Prince Charles meets couple who lost home in riots

Prince Charles, Prince of Wales jokes with husband and wife Mehmet and Burcin Akbasak with their twin daughters Image copyright Getty Images
Image caption The Prince of Wales joked with husband and wife Mehmet and Burcin Akbasak and their twin daughters

The Prince of Wales returned to Tottenham in north London and met with a couple who lost their home when rioters set fire to the Carpetright building and flats above it.

The dramatic pictures of the Tottenham landmark glowing red hot was a striking image of the August 2011 riots.

Charles sympathised with Mehmet and Burcin Akbasak near the rebuilt building.

It was Prince Charles' fourth visit since the riots.

Mr Akbasak, 33, who is originally from Turkey, described the experience of fleeing from his home during the riots: "It was a nightmare. It was horrible. We lost everything.

Image copyright PA
Image caption The landmark Carpetright building in Tottenham High Road was set alight but has been rebuilt.

"I escaped with one of my neighbours and we went to his office and watched the building burning on telly. We realised we could not return.

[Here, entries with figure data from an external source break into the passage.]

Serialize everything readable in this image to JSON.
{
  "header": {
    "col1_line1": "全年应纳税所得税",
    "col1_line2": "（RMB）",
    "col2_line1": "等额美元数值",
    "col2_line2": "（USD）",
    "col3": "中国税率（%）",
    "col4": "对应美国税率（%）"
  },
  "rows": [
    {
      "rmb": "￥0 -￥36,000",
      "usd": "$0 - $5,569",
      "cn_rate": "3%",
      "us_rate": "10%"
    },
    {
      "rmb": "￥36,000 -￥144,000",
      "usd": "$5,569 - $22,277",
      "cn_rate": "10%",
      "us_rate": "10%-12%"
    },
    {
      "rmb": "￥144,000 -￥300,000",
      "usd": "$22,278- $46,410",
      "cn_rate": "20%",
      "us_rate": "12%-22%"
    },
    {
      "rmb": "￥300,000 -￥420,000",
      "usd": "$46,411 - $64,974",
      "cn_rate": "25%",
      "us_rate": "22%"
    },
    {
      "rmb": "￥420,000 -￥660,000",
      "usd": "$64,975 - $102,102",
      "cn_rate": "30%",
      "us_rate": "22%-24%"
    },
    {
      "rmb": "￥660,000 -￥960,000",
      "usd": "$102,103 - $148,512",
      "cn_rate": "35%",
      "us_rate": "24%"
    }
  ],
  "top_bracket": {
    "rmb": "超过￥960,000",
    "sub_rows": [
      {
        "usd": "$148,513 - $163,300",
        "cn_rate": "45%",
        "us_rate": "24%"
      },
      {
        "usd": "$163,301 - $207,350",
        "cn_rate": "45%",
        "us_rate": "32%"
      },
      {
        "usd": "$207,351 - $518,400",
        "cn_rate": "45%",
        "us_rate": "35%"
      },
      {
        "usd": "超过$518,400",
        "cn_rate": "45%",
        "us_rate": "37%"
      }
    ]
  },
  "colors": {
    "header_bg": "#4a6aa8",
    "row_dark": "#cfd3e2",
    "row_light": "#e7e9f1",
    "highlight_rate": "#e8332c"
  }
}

"I was a graphic designer and photographer before the riots, I was always into aviation and my childhood dream was to become a pilot so I decided to change career - you don't know what's going to happen in the future."

He said the prince had wished him luck.

A number of Prince Charles' charities and organisations are helping with the borough's regeneration, including an enterprise programme, run by the Prince's Trust, which provides training and mentoring for young people wanting to start their own businesses.

One of his Prince's Trust alumni Gina Moffatt, 36, from Tottenham, is a former drug offender who went to prison but is now running a cafe and florist shop.

She praised the help she had received from the Trust: "I didn't have a dream.

"I thought I would spend the rest of my life on benefits street. But now I have a dream and a legacy."